The official tutorial on building a causal LM from scratch says that Shifting the inputs and labels to align them happens inside the model, so the data collator just copies the inputs to create the labels..
Indeed, from the source code we can see that the DataCollatorForLanguageModeling with mlm=False does nothing else but just basically copies the input ids.
I didn’t find any document of the Transformers library describing this shifting behavior.
So where and how is it done?
I think it may be better to give a pointer to the implementation of this behavior in a more general place in the doc. As a user, I’m not familiar with your internal design philosophy as well as the implementation itself.
I thought this shifting logic was implemented somewhere in more abstract level. But it turns out to be in specific models.
Ditto, I was actually confused by the label shifting a lot until I rechecked the docu for the function of DataCollatorForLanguageModeling, and after checking its source code (torch_call()) on Github, it indeed just copied the input_ids, but the model can still update weights based on the datasets processed in such a way.
In contrast, in the custom DataSet class I wrote, in the get_item() I shifted the label manually by myself, and after fine-tuning with 50000 samples on a German GPT2, the loss value cannot go down at all. Then I realized, I might need to follow the way in other tutorials, which means, just copying the input_ids without shifting as the labels.
Such as Training a causal language model from scratch - Hugging Face Course
Where you can clearly see that they highlighted the text over there:
Shifting the inputs and labels to align them happens inside the model, so the data collator just copies the inputs to create the labels.

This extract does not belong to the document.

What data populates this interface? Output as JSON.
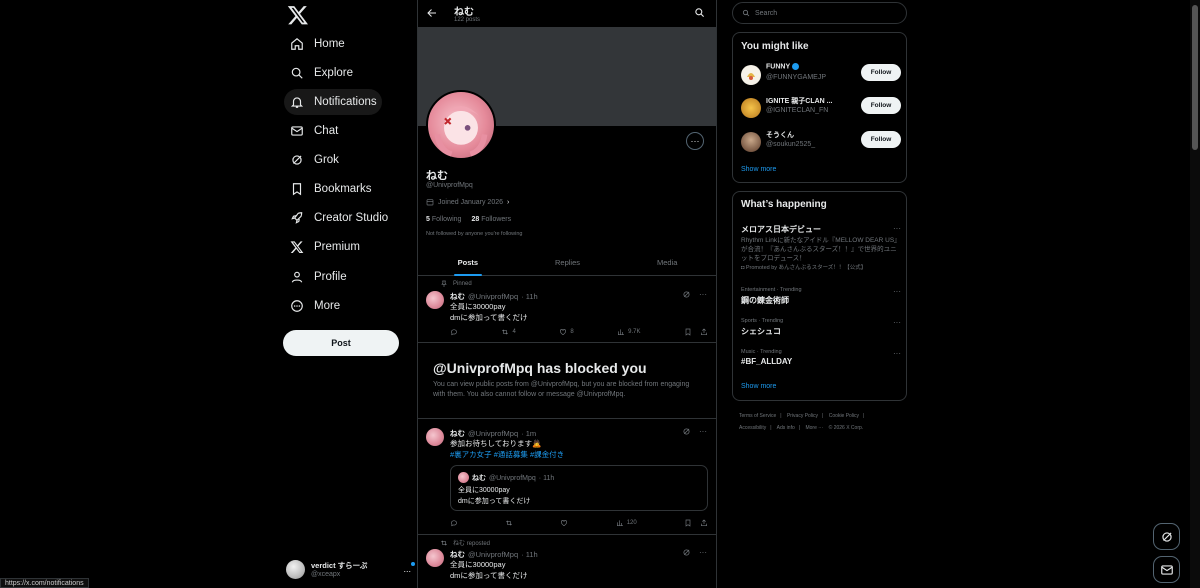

Therefore, I’d also like to ask the HF team to make it clear in the AutoModelForCausalLM clearly that the auto-regressive models loaded from the transformers library will shift the label_ids automatically in the forward() function, and all we need to feed the data collator or a custom dataloader is just ['input_ids', 'attention_mask', 'label_ids'], and the label_ids should just be a copy of the input_ids and we shouldn’t shift it manually in the data preparation phrase, otherwise, it will cause two token gap between label and logits in the forward function.